Raquel García Rodríguez, farmer in the Labrecos cooperative – Dordaño, Oza-Cesuras, A Coruña
Raquel is part of Labrecos, a worker cooperative located in the municipality of Oza-Cesuras, in the province of A Coruña, which combines organic agriculture (with and without greenhouses) and livestock farming with a regenerative and circular approach. It is a family cooperative in which she works with her partner and brother-in-law and is supported by her mother-in-law. They share a common vision: to regenerate the land and produce quality food without relying on external means of production.
They started with only vegetable gardens but introduced animals not only to complement the sale of meat products but also for their contribution to the organic fertilisation of the garden soil and the regenerative grazing of their farms. This approach puts caring for the land at the centre and aims to demonstrate that it is possible to achieve high yields without resorting to conventional practices, she says. ‘Cabbages can reach the same weight and carrots the same yield as in conventional farming, as long as you take good care of the land’.

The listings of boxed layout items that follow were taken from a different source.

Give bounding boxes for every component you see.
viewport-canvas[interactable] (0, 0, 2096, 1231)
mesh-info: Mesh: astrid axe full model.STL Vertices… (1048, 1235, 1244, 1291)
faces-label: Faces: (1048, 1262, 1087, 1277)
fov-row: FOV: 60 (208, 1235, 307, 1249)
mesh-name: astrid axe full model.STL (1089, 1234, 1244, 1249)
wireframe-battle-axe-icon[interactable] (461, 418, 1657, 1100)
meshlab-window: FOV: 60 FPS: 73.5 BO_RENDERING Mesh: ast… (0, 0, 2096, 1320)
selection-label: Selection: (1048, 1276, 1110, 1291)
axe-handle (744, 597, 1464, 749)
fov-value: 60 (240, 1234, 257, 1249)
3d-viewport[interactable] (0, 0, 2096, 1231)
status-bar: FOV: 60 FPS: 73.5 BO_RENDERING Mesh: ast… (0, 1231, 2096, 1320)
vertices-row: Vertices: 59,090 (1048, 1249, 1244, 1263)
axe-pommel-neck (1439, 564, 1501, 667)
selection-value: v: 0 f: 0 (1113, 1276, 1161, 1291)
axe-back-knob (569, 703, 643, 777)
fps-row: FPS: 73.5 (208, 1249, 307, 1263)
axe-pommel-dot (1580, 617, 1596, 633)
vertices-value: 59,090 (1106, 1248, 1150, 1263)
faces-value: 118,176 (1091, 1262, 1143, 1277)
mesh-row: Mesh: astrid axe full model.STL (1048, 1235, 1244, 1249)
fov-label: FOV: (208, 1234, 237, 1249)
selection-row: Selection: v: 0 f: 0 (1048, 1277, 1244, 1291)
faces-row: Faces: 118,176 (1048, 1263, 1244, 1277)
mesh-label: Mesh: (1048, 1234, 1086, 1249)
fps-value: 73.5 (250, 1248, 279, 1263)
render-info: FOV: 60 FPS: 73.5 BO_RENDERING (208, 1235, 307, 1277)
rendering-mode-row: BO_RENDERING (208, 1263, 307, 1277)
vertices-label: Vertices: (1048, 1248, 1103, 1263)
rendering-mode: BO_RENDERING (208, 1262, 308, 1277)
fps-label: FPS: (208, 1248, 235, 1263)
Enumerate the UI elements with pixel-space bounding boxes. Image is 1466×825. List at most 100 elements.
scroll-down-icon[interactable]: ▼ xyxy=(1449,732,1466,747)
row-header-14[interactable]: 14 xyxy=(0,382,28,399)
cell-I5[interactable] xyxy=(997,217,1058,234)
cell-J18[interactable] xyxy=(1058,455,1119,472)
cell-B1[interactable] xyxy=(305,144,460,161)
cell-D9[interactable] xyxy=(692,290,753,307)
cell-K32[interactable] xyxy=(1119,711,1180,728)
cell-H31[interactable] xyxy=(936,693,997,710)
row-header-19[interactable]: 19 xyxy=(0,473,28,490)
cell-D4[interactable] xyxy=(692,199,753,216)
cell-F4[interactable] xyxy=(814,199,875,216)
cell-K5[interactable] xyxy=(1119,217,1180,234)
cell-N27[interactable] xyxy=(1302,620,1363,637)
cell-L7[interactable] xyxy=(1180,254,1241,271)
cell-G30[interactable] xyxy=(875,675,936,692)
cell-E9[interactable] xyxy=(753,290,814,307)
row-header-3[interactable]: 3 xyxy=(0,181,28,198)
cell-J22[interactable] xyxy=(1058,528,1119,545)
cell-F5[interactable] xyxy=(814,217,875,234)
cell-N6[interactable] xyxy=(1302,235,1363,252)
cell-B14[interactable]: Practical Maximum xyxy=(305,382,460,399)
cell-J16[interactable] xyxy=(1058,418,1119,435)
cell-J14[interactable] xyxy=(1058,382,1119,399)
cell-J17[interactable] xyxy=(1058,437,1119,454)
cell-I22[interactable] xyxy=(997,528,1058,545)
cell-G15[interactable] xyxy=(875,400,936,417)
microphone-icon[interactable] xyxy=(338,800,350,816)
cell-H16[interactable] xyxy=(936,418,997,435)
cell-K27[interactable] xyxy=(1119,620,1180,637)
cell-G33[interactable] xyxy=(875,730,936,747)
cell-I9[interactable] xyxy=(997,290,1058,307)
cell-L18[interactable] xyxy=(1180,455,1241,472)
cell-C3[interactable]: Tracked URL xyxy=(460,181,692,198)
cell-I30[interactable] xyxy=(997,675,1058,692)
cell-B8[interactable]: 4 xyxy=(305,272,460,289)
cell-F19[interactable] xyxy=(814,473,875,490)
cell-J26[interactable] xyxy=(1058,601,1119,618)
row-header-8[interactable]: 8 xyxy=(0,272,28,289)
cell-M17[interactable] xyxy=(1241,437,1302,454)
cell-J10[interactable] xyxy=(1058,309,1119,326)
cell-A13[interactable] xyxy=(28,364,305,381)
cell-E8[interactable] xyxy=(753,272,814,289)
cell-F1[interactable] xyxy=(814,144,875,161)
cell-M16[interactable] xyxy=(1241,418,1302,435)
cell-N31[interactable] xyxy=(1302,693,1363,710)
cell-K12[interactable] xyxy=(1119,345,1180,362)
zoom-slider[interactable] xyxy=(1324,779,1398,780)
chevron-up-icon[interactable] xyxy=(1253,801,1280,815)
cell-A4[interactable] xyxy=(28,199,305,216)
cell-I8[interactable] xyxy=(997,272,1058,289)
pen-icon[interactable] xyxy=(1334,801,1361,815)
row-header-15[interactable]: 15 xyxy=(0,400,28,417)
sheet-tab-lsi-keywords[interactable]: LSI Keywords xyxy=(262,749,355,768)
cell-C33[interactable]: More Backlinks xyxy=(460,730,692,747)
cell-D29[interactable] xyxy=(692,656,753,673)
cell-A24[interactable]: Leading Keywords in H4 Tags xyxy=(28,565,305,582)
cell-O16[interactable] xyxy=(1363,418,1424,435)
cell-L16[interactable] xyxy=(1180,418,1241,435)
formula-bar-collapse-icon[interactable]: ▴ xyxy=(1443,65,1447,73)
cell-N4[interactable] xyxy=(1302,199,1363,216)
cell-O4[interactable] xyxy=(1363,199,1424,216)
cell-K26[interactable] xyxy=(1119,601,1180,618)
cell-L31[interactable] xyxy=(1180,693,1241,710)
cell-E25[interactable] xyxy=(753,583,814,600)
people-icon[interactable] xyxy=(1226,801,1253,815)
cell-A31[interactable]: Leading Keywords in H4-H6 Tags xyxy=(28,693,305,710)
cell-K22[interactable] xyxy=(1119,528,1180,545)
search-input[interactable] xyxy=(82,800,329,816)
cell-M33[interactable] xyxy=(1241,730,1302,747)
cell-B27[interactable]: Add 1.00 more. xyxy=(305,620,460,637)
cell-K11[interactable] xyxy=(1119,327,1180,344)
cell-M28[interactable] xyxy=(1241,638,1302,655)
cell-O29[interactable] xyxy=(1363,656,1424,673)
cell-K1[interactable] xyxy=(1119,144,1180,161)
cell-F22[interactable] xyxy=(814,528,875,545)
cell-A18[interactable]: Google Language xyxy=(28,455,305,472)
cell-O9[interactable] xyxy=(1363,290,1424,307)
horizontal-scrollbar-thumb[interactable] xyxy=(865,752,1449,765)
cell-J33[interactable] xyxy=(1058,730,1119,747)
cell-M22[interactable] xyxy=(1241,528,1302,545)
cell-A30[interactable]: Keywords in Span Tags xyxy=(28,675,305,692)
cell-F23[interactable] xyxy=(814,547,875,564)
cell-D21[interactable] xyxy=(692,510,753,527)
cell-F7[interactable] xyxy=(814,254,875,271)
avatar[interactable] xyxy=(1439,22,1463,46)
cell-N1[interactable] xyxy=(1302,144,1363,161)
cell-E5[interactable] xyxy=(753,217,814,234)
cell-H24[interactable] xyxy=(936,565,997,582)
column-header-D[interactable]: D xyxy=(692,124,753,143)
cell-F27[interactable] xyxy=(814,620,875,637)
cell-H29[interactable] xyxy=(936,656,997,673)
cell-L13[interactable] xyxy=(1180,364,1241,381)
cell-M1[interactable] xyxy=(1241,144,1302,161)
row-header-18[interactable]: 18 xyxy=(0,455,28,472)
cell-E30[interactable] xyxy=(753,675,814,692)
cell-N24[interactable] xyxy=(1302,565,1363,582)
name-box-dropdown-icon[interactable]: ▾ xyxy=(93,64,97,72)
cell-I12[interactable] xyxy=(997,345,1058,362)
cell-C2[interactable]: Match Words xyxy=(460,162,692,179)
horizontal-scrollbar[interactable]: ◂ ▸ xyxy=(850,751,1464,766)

Raquel says that many of today’s farming practices have abandoned soil care in favour of immediate productivity, but she is convinced that the regenerative model is just as efficient and more sustainable. ‘The myth that organic farming is expensive or less productive is unfounded,’ she says, criticising the dependence on external inputs such as chemicals and fertilisers in conventional farming. For her, opting for regenerative methods is not only a question of production, but also of respecting nature and the seasonality of consumption.
Despite her innovative and circular approach, Raquel acknowledges that the path has not been easy due to bureaucratic hurdles, which only seem to contemplate specialised models. ‘When you have a vegetable garden, cows and sheep, they seem to go crazy with the paperwork,’ she says. This lack of flexibility to support integrated models hinders the work of small farms like Labrecos, which are looking for a sustainable way of producing while taking care of the environment. In addition to the lack of aid, Raquel denounces external threats caused by wind and cellulose macro-industries, which put the rural environment and production projects such as hers, which respect the natural environment, at risk. ‘The defence of the countryside is our greatest struggle at the moment,’ she says.
‘Seeing how the plants grow, how well the harvests come out and bringing products to customers that surprise them is a gratification that no other type of work gives us’, she explains. This project is not just a job for Raquel, but a way of life that has transformed her daily life in search of higher quality and in which she has involved her children (food, knowledge of biological diversity, values, etc.). She also seeks to raise her customers’ awareness of local, quality consumption, determined by the seasonal nature of the products.
Raquel joined the cooperative little by little. She used to work as a receptionist in a car workshop, and it was her partner and brother-in-law who were already producing organically. She says that ‘in 2012, when I had my first child, I asked for breastfeeding leave, but the company told me that it was not possible to take the fifteen days. When you are breastfeeding, an hour off a day is not worth anything. In the end, I continued in that job, but after I had my second child I decided I didn’t want that life. I didn’t want a life where I didn’t see them and they had to be looked after by other people because I left the house at 8.30 in the morning, came back at midday for lunch, with the children napping, and returned at 8 pm or later if there were meetings’.
Looking back, Raquel says she never imagined that farming would be her path. ‘There were always cows in my house, but my contact with agriculture was minimal, I always tried to stay away. In many places, people think that if you study and work outside, you are somebody. If you stay in the countryside, it seems that you are nobody, that you have no status. They told you “go away, girl, go away, the countryside has no future”. But I think that the countryside has a great future and it is a life project that I would like my children to value and, if they want, to follow’.